I let out a hmph. Why did she have to be so logical?

I just wanted to wallow. Even though I knew that would, at best, accomplish nothing and, at worst, ruin things between me and Jamison.

So…could I do it, ‘challenge’ myself as Gay suggested?

I guessed I would have to try. I selfishly didn’t want to lose Jamison, even if I did think he’d probably be better off without me dragging him down.

“I’ll try,” I finally allowed. “But it’s hard. ”

“It often is,” she said with an agreeable nod. “But that’s not a strong reason to not do something that’s otherwise for the best.”

“Do they teach you these lines in therapy school?”

Her smile didn’t waver. “Absolutely. That’s why it costs so much: someone has to write all the lines.”

That got a snorted laugh out of me. “Fiiiine,” I whined. “I’ll try, for real. But sometimes I get so caught up in my head that actually saying anything out loud is…harder than it has any right to be for a normal human being.”

“Ok, well first of all.” She held up a finger. “I disagree that there’s any such thing as a normal human being. Everyone is quirky in their own way or ways. But second, if we discount that: if you can’t say it, can you write it?”
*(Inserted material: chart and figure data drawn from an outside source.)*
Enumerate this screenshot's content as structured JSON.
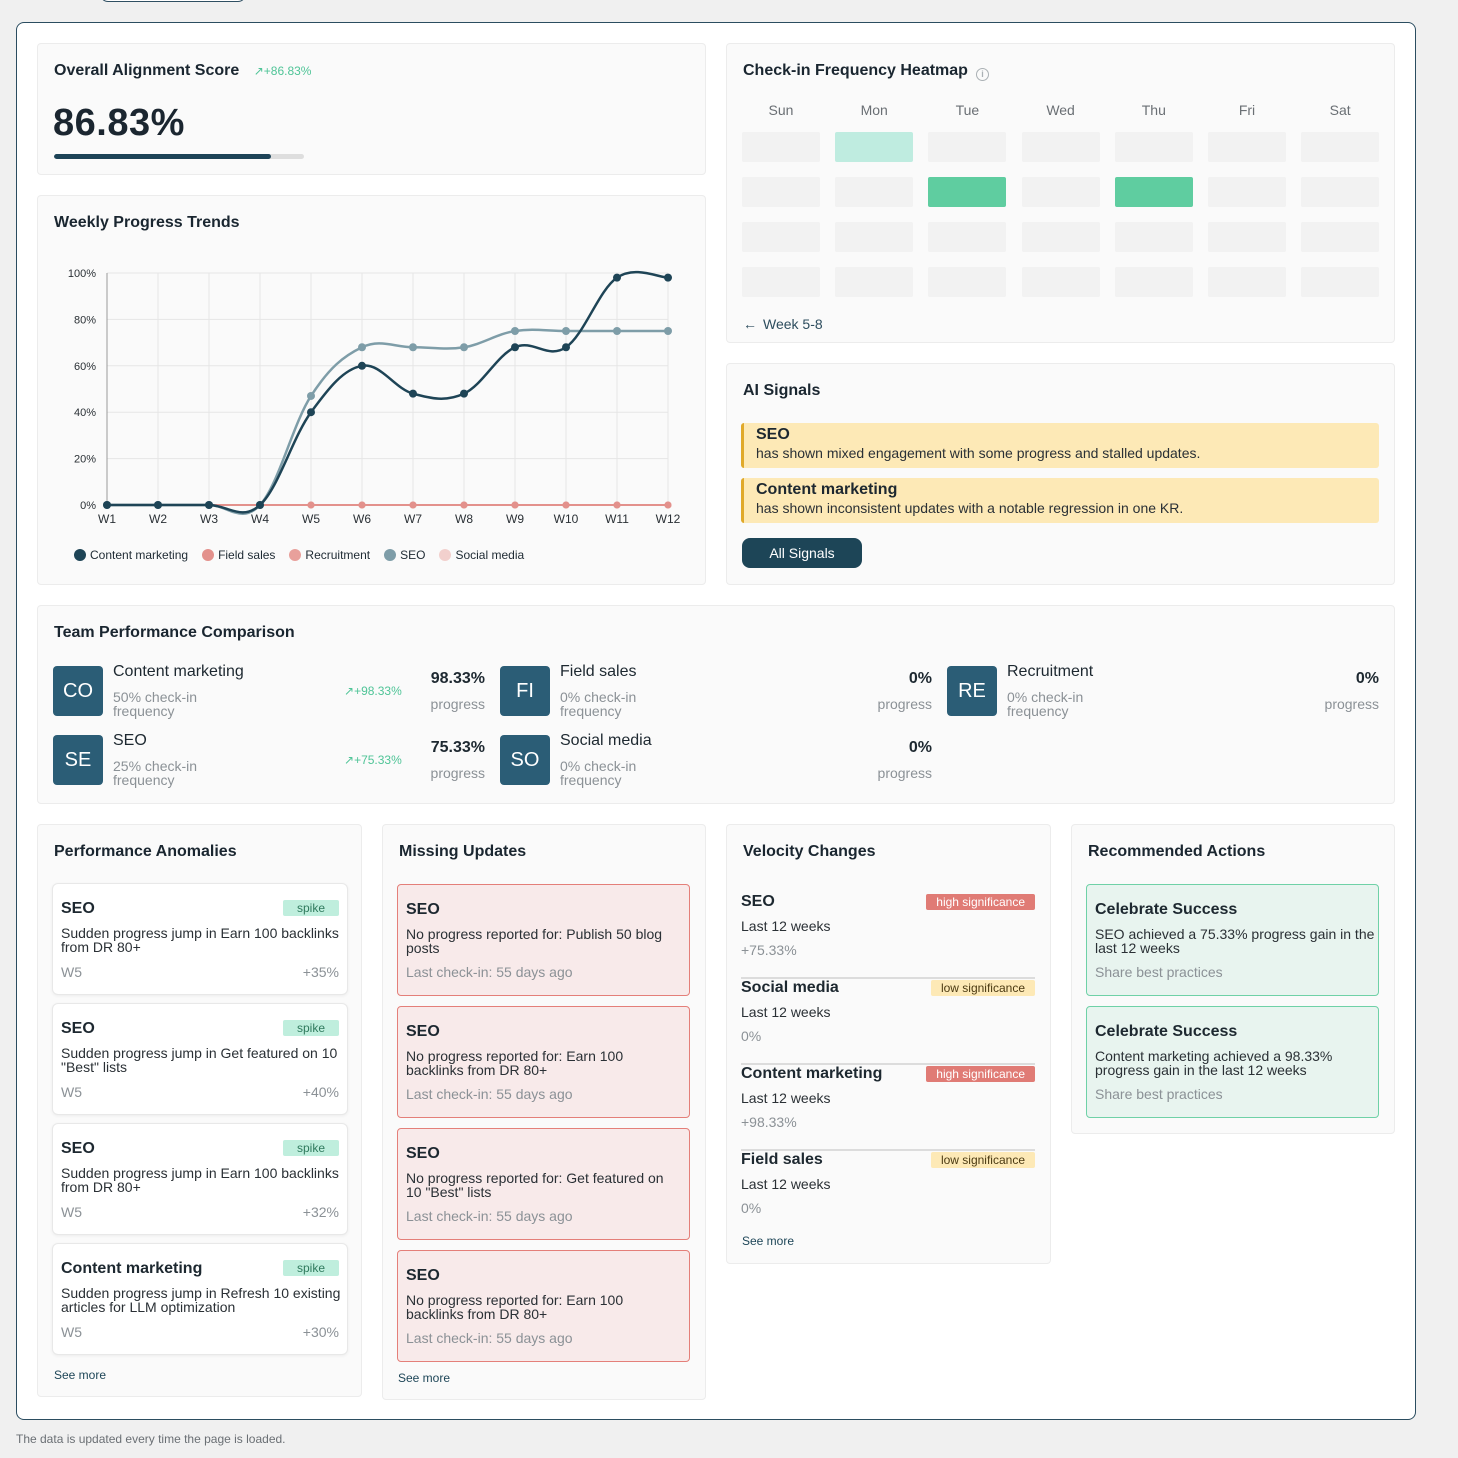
{
  "overall": {
    "title": "Overall Alignment Score",
    "trend": "+86.83%",
    "value": "86.83%",
    "progress": 0.8683
  },
  "weekly": {
    "title": "Weekly Progress Trends"
  },
  "chart_data": {
    "type": "line",
    "x": [
      "W1",
      "W2",
      "W3",
      "W4",
      "W5",
      "W6",
      "W7",
      "W8",
      "W9",
      "W10",
      "W11",
      "W12"
    ],
    "y_ticks": [
      "0%",
      "20%",
      "40%",
      "60%",
      "80%",
      "100%"
    ],
    "ylim": [
      0,
      100
    ],
    "grid": true,
    "legend_position": "bottom",
    "series": [
      {
        "name": "Content marketing",
        "color": "#1e4456",
        "values": [
          0,
          0,
          0,
          0,
          40,
          60,
          48,
          48,
          68,
          68,
          98,
          98
        ]
      },
      {
        "name": "Field sales",
        "color": "#e3918c",
        "values": [
          0,
          0,
          0,
          0,
          0,
          0,
          0,
          0,
          0,
          0,
          0,
          0
        ]
      },
      {
        "name": "Recruitment",
        "color": "#e8a09b",
        "values": [
          0,
          0,
          0,
          0,
          0,
          0,
          0,
          0,
          0,
          0,
          0,
          0
        ]
      },
      {
        "name": "SEO",
        "color": "#7e9da8",
        "values": [
          0,
          0,
          0,
          0,
          47,
          68,
          68,
          68,
          75,
          75,
          75,
          75
        ]
      },
      {
        "name": "Social media",
        "color": "#f2d0cd",
        "values": [
          0,
          0,
          0,
          0,
          0,
          0,
          0,
          0,
          0,
          0,
          0,
          0
        ]
      }
    ]
  },
  "heatmap": {
    "title": "Check-in Frequency Heatmap",
    "days": [
      "Sun",
      "Mon",
      "Tue",
      "Wed",
      "Thu",
      "Fri",
      "Sat"
    ],
    "rows": [
      [
        0,
        1,
        0,
        0,
        0,
        0,
        0
      ],
      [
        0,
        0,
        2,
        0,
        2,
        0,
        0
      ],
      [
        0,
        0,
        0,
        0,
        0,
        0,
        0
      ],
      [
        0,
        0,
        0,
        0,
        0,
        0,
        0
      ]
    ],
    "level_colors": [
      "#f2f2f2",
      "#bfece0",
      "#5fcda0"
    ],
    "nav_label": "Week 5-8"
  },
  "signals": {
    "title": "AI Signals",
    "items": [
      {
        "name": "SEO",
        "text": "has shown mixed engagement with some progress and stalled updates."
      },
      {
        "name": "Content marketing",
        "text": "has shown inconsistent updates with a notable regression in one KR."
      }
    ],
    "button": "All Signals"
  },
  "team": {
    "title": "Team Performance Comparison",
    "items": [
      {
        "badge": "CO",
        "name": "Content marketing",
        "checkin": "50% check-in frequency",
        "trend": "+98.33%",
        "pct": "98.33%",
        "prog": "progress"
      },
      {
        "badge": "FI",
        "name": "Field sales",
        "checkin": "0% check-in frequency",
        "trend": "",
        "pct": "0%",
        "prog": "progress"
      },
      {
        "badge": "RE",
        "name": "Recruitment",
        "checkin": "0% check-in frequency",
        "trend": "",
        "pct": "0%",
        "prog": "progress"
      },
      {
        "badge": "SE",
        "name": "SEO",
        "checkin": "25% check-in frequency",
        "trend": "+75.33%",
        "pct": "75.33%",
        "prog": "progress"
      },
      {
        "badge": "SO",
        "name": "Social media",
        "checkin": "0% check-in frequency",
        "trend": "",
        "pct": "0%",
        "prog": "progress"
      }
    ]
  },
  "anomalies": {
    "title": "Performance Anomalies",
    "items": [
      {
        "name": "SEO",
        "tag": "spike",
        "text": "Sudden progress jump in Earn 100 backlinks from DR 80+",
        "week": "W5",
        "value": "+35%"
      },
      {
        "name": "SEO",
        "tag": "spike",
        "text": "Sudden progress jump in Get featured on 10 \"Best\" lists",
        "week": "W5",
        "value": "+40%"
      },
      {
        "name": "SEO",
        "tag": "spike",
        "text": "Sudden progress jump in Earn 100 backlinks from DR 80+",
        "week": "W5",
        "value": "+32%"
      },
      {
        "name": "Content marketing",
        "tag": "spike",
        "text": "Sudden progress jump in Refresh 10 existing articles for LLM optimization",
        "week": "W5",
        "value": "+30%"
      }
    ],
    "see_more": "See more"
  },
  "missing": {
    "title": "Missing Updates",
    "items": [
      {
        "name": "SEO",
        "text": "No progress reported for: Publish 50 blog posts",
        "last": "Last check-in: 55 days ago"
      },
      {
        "name": "SEO",
        "text": "No progress reported for: Earn 100 backlinks from DR 80+",
        "last": "Last check-in: 55 days ago"
      },
      {
        "name": "SEO",
        "text": "No progress reported for: Get featured on 10 \"Best\" lists",
        "last": "Last check-in: 55 days ago"
      },
      {
        "name": "SEO",
        "text": "No progress reported for: Earn 100 backlinks from DR 80+",
        "last": "Last check-in: 55 days ago"
      }
    ],
    "see_more": "See more"
  },
  "velocity": {
    "title": "Velocity Changes",
    "items": [
      {
        "name": "SEO",
        "tag": "high significance",
        "level": "high",
        "period": "Last 12 weeks",
        "change": "+75.33%"
      },
      {
        "name": "Social media",
        "tag": "low significance",
        "level": "low",
        "period": "Last 12 weeks",
        "change": "0%"
      },
      {
        "name": "Content marketing",
        "tag": "high significance",
        "level": "high",
        "period": "Last 12 weeks",
        "change": "+98.33%"
      },
      {
        "name": "Field sales",
        "tag": "low significance",
        "level": "low",
        "period": "Last 12 weeks",
        "change": "0%"
      }
    ],
    "see_more": "See more"
  },
  "actions": {
    "title": "Recommended Actions",
    "items": [
      {
        "title": "Celebrate Success",
        "text": "SEO achieved a 75.33% progress gain in the last 12 weeks",
        "cta": "Share best practices"
      },
      {
        "title": "Celebrate Success",
        "text": "Content marketing achieved a 98.33% progress gain in the last 12 weeks",
        "cta": "Share best practices"
      }
    ]
  },
  "footer": "The data is updated every time the page is loaded."
}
“That sounds even worse. ‘Dear Jamison,’” I recited theatrically, “‘I’m a human disaster and can’t talk, so I’m writing this to tell you that I lack the emotional capacity god gave a five-year-old and you’re just gonna have to work around that.”

She shook her head in amusement and reached for her laptop, pressing her thumb to the login button.

“That’s certainly one way to say it. I’m not going to waste my breath trying to convince you that you’re wrong, but…

you’re wrong. You have plenty of emotional capacity - and capability.

No, don’t argue.” Her index finger came up again, stopping me in my tracks.

“Our time’s up for today anyway, so I’m taking the win and declaring myself the victor in the ‘having the last word’ competition.

So here’s the last word: you are far more capable than you think.

” She looked back down at her laptop, then up at me when I hadn’t moved after a few seconds. “Go on. Shoo.”

I huffed out a breath and stood up. “Therapy school needs to give you a refund.”